Practical Applications

The coalescent framework enables:

Demographic inference: Estimating historical population sizes and growth rates
Species delimitation: Distinguishing population structure from species boundaries
Dating events: Estimating times of population splits or admixture
Selection detection: Identifying deviations from neutral expectations
Epidemiological inference: Tracking pathogen spread and transmission

Software Implementing Coalescent Models

BEAST/BEAST2: Bayesian phylogenetics with coalescent priors
MIGRATE: Estimation of migration rates and population sizes
ms/msprime: Coalescent simulation programs
LAMARC: Likelihood analysis with coalescent models
IMa2: Isolation with migration models

8. Visualizing the Coalescent Process

Understanding the coalescent often benefits from visualization and simulation. The interactive demonstration in the lecture allows exploration of:

Key Parameters to Explore

Sample size (n): How does increasing n affect the genealogy shape?
Population size (N): How does N affect coalescence rate?
Population dynamics: Effects of different N(t) functions:
- Sinusoidal (cyclic populations)
- Square wave (abrupt changes)
- Sawtooth (gradual change followed by crash)

Observable Patterns

Through simulation, we can observe:

The randomness in coalescence times and tree shapes
How bottlenecks accelerate coalescence
The relationship between N(t) and the coalescent density
Why most coalescence occurs near the present (for constant N)
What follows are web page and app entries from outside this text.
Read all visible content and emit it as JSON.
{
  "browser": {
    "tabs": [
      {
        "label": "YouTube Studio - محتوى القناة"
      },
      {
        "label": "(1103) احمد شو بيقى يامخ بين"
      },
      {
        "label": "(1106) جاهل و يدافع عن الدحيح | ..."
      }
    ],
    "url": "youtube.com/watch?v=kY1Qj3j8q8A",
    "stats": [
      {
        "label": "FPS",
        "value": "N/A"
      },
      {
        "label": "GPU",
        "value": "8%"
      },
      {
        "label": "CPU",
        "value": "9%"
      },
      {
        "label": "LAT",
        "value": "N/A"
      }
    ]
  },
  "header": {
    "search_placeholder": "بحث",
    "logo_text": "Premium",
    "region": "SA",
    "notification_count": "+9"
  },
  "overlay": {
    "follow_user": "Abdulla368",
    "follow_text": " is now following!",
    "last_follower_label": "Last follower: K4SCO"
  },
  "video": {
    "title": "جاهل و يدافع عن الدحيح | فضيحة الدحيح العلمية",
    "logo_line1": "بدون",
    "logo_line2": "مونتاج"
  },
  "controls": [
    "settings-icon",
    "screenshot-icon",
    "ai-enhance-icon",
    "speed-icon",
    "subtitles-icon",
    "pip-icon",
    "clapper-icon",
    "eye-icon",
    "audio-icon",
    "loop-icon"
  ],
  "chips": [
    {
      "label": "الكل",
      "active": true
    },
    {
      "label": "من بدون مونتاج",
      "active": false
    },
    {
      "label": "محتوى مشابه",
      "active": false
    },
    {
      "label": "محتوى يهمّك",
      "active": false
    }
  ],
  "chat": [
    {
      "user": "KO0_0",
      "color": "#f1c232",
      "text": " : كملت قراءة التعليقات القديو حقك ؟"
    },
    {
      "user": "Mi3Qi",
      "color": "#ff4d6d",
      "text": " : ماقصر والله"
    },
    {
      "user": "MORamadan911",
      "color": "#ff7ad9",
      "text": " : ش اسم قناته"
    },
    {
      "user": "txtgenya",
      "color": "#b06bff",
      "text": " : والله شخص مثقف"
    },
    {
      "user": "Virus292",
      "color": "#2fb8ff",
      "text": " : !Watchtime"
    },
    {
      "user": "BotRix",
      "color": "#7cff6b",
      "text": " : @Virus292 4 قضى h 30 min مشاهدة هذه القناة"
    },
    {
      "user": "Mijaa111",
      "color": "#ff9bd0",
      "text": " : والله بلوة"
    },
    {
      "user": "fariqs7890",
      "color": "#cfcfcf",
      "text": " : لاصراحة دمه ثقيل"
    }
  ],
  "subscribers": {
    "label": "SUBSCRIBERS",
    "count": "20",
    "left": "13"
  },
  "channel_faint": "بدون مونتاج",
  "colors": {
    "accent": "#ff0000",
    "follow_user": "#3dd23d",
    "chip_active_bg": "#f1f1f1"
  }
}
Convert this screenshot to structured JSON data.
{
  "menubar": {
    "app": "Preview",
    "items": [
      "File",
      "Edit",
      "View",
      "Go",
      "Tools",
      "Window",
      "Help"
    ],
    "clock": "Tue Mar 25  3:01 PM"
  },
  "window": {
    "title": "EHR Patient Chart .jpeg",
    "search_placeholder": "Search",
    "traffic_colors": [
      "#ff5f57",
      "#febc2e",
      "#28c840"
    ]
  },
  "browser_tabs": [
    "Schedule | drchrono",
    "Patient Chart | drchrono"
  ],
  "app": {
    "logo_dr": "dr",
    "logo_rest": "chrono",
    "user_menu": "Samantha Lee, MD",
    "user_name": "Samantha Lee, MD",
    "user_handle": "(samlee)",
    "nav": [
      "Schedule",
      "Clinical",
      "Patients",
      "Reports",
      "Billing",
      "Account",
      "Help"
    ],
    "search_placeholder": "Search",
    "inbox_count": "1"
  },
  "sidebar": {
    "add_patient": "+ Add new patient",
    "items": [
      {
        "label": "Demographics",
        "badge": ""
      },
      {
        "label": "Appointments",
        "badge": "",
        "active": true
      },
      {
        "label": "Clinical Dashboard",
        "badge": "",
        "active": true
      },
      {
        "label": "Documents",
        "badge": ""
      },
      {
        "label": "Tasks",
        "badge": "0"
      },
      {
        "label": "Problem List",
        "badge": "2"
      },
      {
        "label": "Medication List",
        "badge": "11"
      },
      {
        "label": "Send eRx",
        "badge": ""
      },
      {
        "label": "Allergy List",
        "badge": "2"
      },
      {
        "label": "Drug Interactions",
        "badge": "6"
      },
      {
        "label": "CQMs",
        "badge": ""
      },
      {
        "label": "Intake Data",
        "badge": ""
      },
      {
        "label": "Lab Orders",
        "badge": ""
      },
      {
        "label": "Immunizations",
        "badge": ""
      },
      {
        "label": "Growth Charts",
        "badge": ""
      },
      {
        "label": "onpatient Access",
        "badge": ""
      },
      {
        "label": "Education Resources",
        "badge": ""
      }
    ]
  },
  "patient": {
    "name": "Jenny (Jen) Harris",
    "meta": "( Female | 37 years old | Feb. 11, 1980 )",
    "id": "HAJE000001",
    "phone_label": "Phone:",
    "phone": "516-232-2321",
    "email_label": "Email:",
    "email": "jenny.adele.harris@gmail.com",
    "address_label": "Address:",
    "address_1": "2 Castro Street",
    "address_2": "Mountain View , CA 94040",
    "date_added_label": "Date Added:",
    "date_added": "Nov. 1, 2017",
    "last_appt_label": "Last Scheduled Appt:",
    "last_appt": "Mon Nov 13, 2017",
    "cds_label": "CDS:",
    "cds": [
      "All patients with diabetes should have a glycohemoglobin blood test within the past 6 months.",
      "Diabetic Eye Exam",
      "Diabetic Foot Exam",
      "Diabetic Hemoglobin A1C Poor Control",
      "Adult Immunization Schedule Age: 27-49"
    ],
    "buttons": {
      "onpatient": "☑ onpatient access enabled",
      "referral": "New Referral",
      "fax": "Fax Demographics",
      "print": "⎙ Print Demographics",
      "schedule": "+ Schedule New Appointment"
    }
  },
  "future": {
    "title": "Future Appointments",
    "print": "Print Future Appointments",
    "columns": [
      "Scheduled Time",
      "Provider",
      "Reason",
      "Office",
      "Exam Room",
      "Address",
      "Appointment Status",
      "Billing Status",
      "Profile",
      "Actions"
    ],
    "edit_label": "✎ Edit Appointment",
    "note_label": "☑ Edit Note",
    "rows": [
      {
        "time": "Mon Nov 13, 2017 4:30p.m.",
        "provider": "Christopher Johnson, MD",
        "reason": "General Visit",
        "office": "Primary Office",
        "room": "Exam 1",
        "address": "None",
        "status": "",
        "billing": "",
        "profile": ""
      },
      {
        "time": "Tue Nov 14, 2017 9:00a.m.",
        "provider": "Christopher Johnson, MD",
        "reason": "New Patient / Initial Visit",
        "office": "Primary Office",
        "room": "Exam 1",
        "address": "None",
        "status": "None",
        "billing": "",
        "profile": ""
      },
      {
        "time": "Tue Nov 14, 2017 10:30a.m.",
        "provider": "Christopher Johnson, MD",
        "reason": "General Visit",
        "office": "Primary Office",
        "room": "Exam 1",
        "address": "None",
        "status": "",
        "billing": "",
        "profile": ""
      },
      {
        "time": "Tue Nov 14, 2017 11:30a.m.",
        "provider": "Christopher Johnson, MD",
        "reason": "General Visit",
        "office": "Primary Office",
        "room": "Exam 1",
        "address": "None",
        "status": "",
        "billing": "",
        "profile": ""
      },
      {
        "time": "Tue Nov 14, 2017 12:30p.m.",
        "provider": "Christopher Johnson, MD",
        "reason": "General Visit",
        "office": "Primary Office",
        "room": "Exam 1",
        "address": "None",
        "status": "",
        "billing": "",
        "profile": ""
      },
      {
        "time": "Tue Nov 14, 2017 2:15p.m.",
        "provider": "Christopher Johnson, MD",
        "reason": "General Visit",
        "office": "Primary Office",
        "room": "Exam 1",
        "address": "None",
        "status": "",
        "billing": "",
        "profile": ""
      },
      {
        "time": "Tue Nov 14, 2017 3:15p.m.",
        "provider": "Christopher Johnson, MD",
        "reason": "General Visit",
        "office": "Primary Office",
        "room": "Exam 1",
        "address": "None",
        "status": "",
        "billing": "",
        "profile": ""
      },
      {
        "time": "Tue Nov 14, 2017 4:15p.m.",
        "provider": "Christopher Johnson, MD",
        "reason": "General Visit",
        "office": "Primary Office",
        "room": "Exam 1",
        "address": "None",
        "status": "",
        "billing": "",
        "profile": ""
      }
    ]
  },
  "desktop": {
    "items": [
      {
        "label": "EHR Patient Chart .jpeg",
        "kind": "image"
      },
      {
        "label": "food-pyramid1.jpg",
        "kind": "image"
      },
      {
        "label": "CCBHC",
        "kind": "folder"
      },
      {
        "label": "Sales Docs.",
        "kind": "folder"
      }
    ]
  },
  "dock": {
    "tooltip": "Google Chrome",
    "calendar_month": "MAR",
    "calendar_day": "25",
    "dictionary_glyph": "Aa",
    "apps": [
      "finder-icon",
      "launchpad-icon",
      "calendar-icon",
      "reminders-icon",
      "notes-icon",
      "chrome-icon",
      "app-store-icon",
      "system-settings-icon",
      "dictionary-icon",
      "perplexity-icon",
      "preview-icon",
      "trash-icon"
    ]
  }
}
Exercise: Try simulating genealogies with different population size functions. Notice how bottlenecks create "hourglass" shaped genealogies, while expansion creates "star" phylogenies.

Summary

The coalescent is a fundamental framework in population genetics that:

Provides a null model: Describes genealogies under neutral evolution in idealized populations
Works backward in time: More efficient than forward simulations for genealogical questions
Links demography to genealogy: Population size changes leave signatures in gene trees
Has elegant mathematics:
- Exponential waiting times between coalescence events
- Rate depends on number of lineages and population size
- Generalizes to variable population sizes
Forms the basis for inference: Used as tree priors in Bayesian phylogenetics and for demographic inference
Has many extensions: Can incorporate population structure, selection, recombination, and other biological realities

Key formula to remember: For $k$ lineages in a population of size $N$, the rate of coalescence is $\binom{k}{2}/N$, and the expected waiting time is $N/\binom{k}{2}$.

Recommended Reading:

Wakeley (2009) "Coalescent Theory: An Introduction" - Chapters 1-3
Hein, Schierup & Wiuf (2005) "Gene Genealogies, Variation and Evolution" - Chapters 3-4
Kingman (1982) "The coalescent" - Stochastic Processes and their Applications
Griffiths & Tavaré (1994) "Sampling theory for neutral alleles" - Phil Trans R Soc B

Check Your Understanding

Why is the coalescent more efficient than forward-time simulations?
What is the expected TMRCA for a large sample from a population of size N?
How does a population bottleneck affect the rate of coalescence?
Why do all labeled topologies have equal probability under the standard coalescent?
What information about population history can be inferred from genealogy shape?